La soirée de la transmission familiale


La fête de Pessa’h, et tout particulièrement les deux soirs du Seder, nous offre un temps d’échange entre parents et enfants qu’il serait dommage de ne pas exploiter.

La prescription essentielle de ces soirées est « Tu raconteras à tes enfants ». Bien sûr, il s’agit de raconter, à l’aide du texte de la Haggada, le récit de l’esclavage et de la sortie d’Egypte. Mais au-delà de ce texte standardisé, se jouent bien d’autres choses.

 

Tout d’abord, c’est le temps des questions. Le Ma Nichtana en est l’emblème. On apprend essentiellement grâce aux questions qu’on se pose. La question est l’ouverture de l’échange, de la découverte de quelque chose de nouveau.

Pour bien préparer cette soirée, encouragez vos enfants, avant l’entrée de la fête, mercredi soir, à préparer les questions qu’ils vous poseront, à vous parents, ou à leurs frères et sœurs, au cours de la soirée. Il n’y a ni questions bêtes, ni questions inutiles. Si elles sont nées dans l’esprit de vos enfants, c’est qu’elles sont importantes pour eux. Sachez les valoriser, même si vous ne savez pas répondre dans l’instant. L’image parentale ne s’écroule pas si on reconnait que la question est bonne et qu’elle nécessite de l’approfondissement, et qu’on prendra ensuite le temps de chercher, d’y réfléchir, ou d’interroger quelqu’un d’autre pour pouvoir répondre. Si on oublie, ensuite, attention danger ! mais la question est saine, elle montre l’intérêt pour le récit.

 

Ensuite, chacun son récit. Il n’y a pas qu’une manière d’aborder la soirée, selon l’âge, le tempérament de l’enfant, sa curiosité. C’est pourquoi la Haggada nous parle de 4 enfants.
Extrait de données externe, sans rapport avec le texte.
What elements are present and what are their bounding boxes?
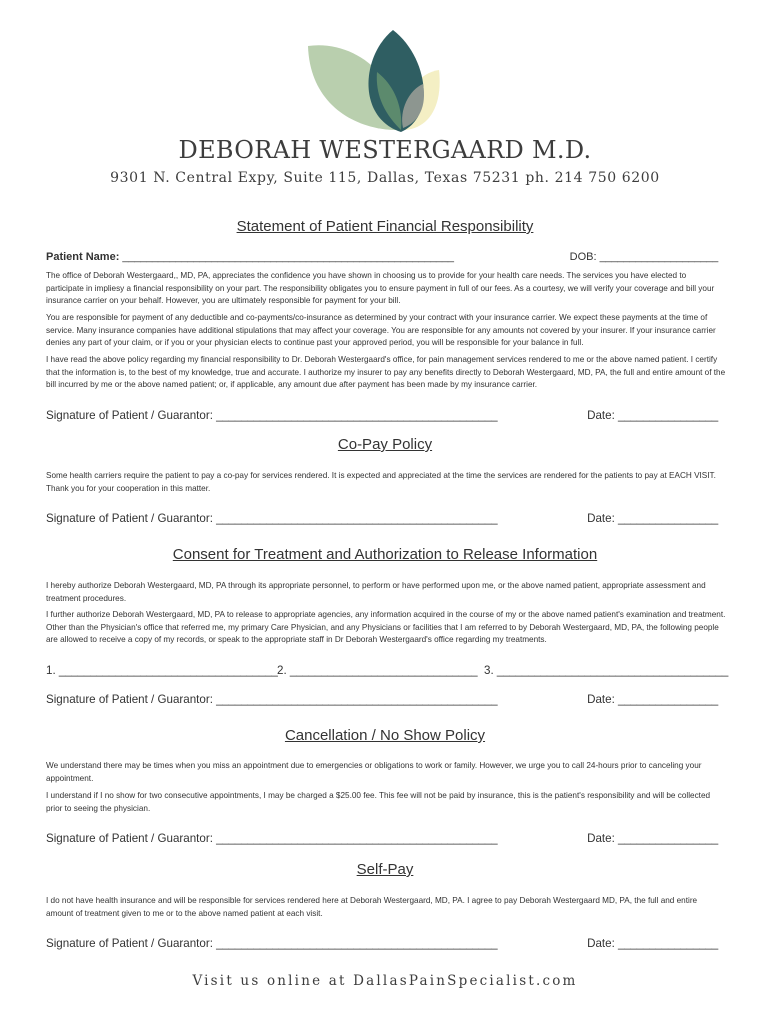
person-field[interactable]: ___________________________________ [58, 664, 278, 677]
patient-name-row [46, 251, 718, 263]
signature-row-financial [46, 409, 718, 422]
patient-name-field[interactable]: ________________________________________________________ [122, 251, 454, 263]
date-label: Date: [587, 937, 615, 950]
selfpay-heading: Self-Pay [356, 861, 414, 878]
person-number: 3. [484, 664, 494, 677]
signature-label: Signature of Patient / Guarantor: [46, 693, 213, 706]
person-field[interactable]: ______________________________ [289, 664, 478, 677]
patient-name-label: Patient Name: [46, 251, 120, 263]
date-field[interactable]: ________________ [618, 409, 718, 422]
date-label: Date: [587, 512, 615, 525]
signature-row-consent [46, 693, 718, 706]
signature-label: Signature of Patient / Guarantor: [46, 512, 213, 525]
date-field[interactable]: ________________ [618, 693, 718, 706]
office-address: 9301 N. Central Expy, Suite 115, Dallas, Texas 75231 ph. 214 750 6200 [110, 170, 660, 186]
signature-label: Signature of Patient / Guarantor: [46, 832, 213, 845]
doctor-name: DEBORAH WESTERGAARD M.D. [178, 136, 592, 164]
signature-field[interactable]: _____________________________________________ [216, 409, 498, 422]
copay-heading: Co-Pay Policy [337, 436, 433, 453]
copay-paragraph: Some health carriers require the patient to pay a co-pay for services rendered. It is expected and appreciated at the time the services are rendered for the patients to pay at EACH VISIT. Thank you for your cooperation in this matter. [46, 471, 716, 493]
financial-paragraph-1: The office of Deborah Westergaard,, MD, PA, appreciates the confidence you have shown in choosing us to provide for your health care needs. The services you have elected to participate in impliesy a financial responsibility on your part. The responsibility obligates you to ensure payment in full of our fees. As a courtesy, we will verify your coverage and bill your insurance carrier on your behalf. However, you are ultimately responsible for payment for your bill. [46, 271, 715, 306]
consent-paragraph-2: I further authorize Deborah Westergaard, MD, PA to release to appropriate agencies, any information acquired in the course of my or the above named patient's examination and treatment. Other than the Physician's office that referred me, my primary Care Physician, and any Physicians or facilities that I am referred to by Deborah Westergaard, MD, PA, the following people are allowed to receive a copy of my records, or speak to the appropriate staff in Dr Deborah Westergaard's office regarding my treatments. [46, 610, 726, 645]
signature-row-cancellation [46, 832, 718, 845]
signature-row-copay [46, 512, 718, 525]
person-number: 2. [277, 664, 287, 677]
consent-heading: Consent for Treatment and Authorization to Release Information [172, 546, 598, 563]
dob-label: DOB: [569, 251, 597, 263]
consent-paragraph-1: I hereby authorize Deborah Westergaard, MD, PA through its appropriate personnel, to perform or have performed upon me, or the above named patient, appropriate assessment and treatment procedures. [46, 581, 706, 603]
signature-label: Signature of Patient / Guarantor: [46, 409, 213, 422]
signature-field[interactable]: _____________________________________________ [216, 832, 498, 845]
signature-field[interactable]: _____________________________________________ [216, 512, 498, 525]
leaf-logo [305, 28, 465, 136]
website-footer: Visit us online at DallasPainSpecialist.com [192, 973, 578, 989]
date-label: Date: [587, 409, 615, 422]
person-number: 1. [46, 664, 56, 677]
person-2 [277, 664, 477, 677]
signature-field[interactable]: _____________________________________________ [216, 937, 498, 950]
person-1 [46, 664, 278, 677]
financial-heading: Statement of Patient Financial Responsibility [236, 218, 534, 235]
cancellation-paragraph-1: We understand there may be times when you miss an appointment due to emergencies or obligations to work or family. However, we urge you to call 24-hours prior to canceling your appointment. [46, 761, 702, 783]
person-3 [484, 664, 728, 677]
person-field[interactable]: _____________________________________ [496, 664, 729, 677]
date-label: Date: [587, 693, 615, 706]
cancellation-paragraph-2: I understand if I no show for two consecutive appointments, I may be charged a $25.00 fee. This fee will not be paid by insurance, this is the patient's responsibility and will be collected prior to seeing the physician. [46, 791, 711, 813]
date-label: Date: [587, 832, 615, 845]
signature-label: Signature of Patient / Guarantor: [46, 937, 213, 950]
date-field[interactable]: ________________ [618, 832, 718, 845]
dob-field[interactable]: ____________________ [599, 251, 718, 263]
signature-row-selfpay [46, 937, 718, 950]
date-field[interactable]: ________________ [618, 512, 718, 525]
cancellation-heading: Cancellation / No Show Policy [284, 727, 486, 744]
financial-paragraph-3: I have read the above policy regarding my financial responsibility to Dr. Deborah Westergaard's office, for pain management services rendered to me or the above named patient. I certify that the information is, to the best of my knowledge, true and accurate. I authorize my insurer to pay any benefits directly to Deborah Westergaard, MD, PA, the full and entire amount of the bill incurred by me or the above named patient; or, if applicable, any amount due after payment has been made by my insurance carrier. [46, 355, 726, 390]
date-field[interactable]: ________________ [618, 937, 718, 950]
financial-paragraph-2: You are responsible for payment of any deductible and co-payments/co-insurance as determined by your contract with your insurance carrier. We expect these payments at the time of service. Many insurance companies have additional stipulations that may affect your coverage. You are responsible for any amounts not covered by your insurer. If your insurance carrier denies any part of your claim, or if you or your physician elects to continue past your approved period, you will be responsible for your balance in full. [46, 313, 716, 348]
signature-field[interactable]: _____________________________________________ [216, 693, 498, 706]
selfpay-paragraph: I do not have health insurance and will be responsible for services rendered here at Deborah Westergaard, MD, PA. I agree to pay Deborah Westergaard MD, PA, the full and entire amount of treatment given to me or to the above named patient at each visit. [46, 896, 698, 918]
Le Sage (‘Hakham)a une question de détails, d’approfondissement et de cohérence.

Le révolté (Racha) n’a pas de question véritable, il cherche à déstabiliser, à provoquer, c’est sa manière de se poser de se chercher en s’opposant. Montrons-lui que nous sommes réfléchis, organisés dans notre tête et que cette fête est importante pour nous.

Le Simple (Tam) a une question qui lui ressemble, il veut comprendre et identifier, sans encore rentrer dans les détails. Il est plus jeune que le Sage.

Le petit dernier est celui qui ne sait pas encore poser de questions (Chéeno Yodéa lichol), c’est à nous de l’impliquer, de lui ouvrir la bouche, selon la formule du texte. On l’associera, sans contrainte, à ce qui se passe. On n’est encore qu’au tout début de son apprentissage. Ayons un mot de commentaire, d’explication pour chacun.

 

Profitons de cette soirée pour raconter comment, enfant, nous vivions cette soirée, comment nos parents, nos grands-parents vivaient, comment ils abordaient cette soirée, dans quelle ambiance, avec quels plats. Tout ceci fait partie du patrimoine familial, comme le récit de la sortie d’Egypte, lui-même.

 

La Haggada est un récit, pas une lecture. L’objectif n’est pas de lire, le plus vite possible, pour se « débarrasser » de la mitsva et passer au repas. C’est un temps d’échange, de partage. Chacun des participants doit pouvoir lire un passage, en hébreu, en transcription ou en traduction. Car le récit doit être compris pour jouer son rôle d’ancrage identitaire. Faites de la place à vos enfants, en les encourageant, sans contrainte, à être partenaires actifs de cette soirée familiale.

 

Ce qui s’y joue est essentiel, pour la formation psychologique et spirituelle de tous.

Ce récit est notre histoire. En la racontant, on se l’approprie. Elle est pleine d’enseignements sur notre relation à D-ieu et sur l’histoire du peuple juif tout au long de l’histoire. Ne bâclez pas, mais ne vous appesantissez pas non plus, répartissez sur les deux soirées ce que vous avez envie de dire, d’échanger, d’écouter de vos enfants, qui en savent peut-être plus que ce que vous croyez. Exploitez ce temps offert pour « sortir d’Egypte », c’est-à-dire pour vous libérer de vos chaines matérielles et psychologiques qui vous empêchent tout au long de l’année de « rencontrer vos enfants ». Transmettre, c’est partager avec ceux qui nous sont proches, le patrimoine familial, religieux et spirituel qui est le nôtre.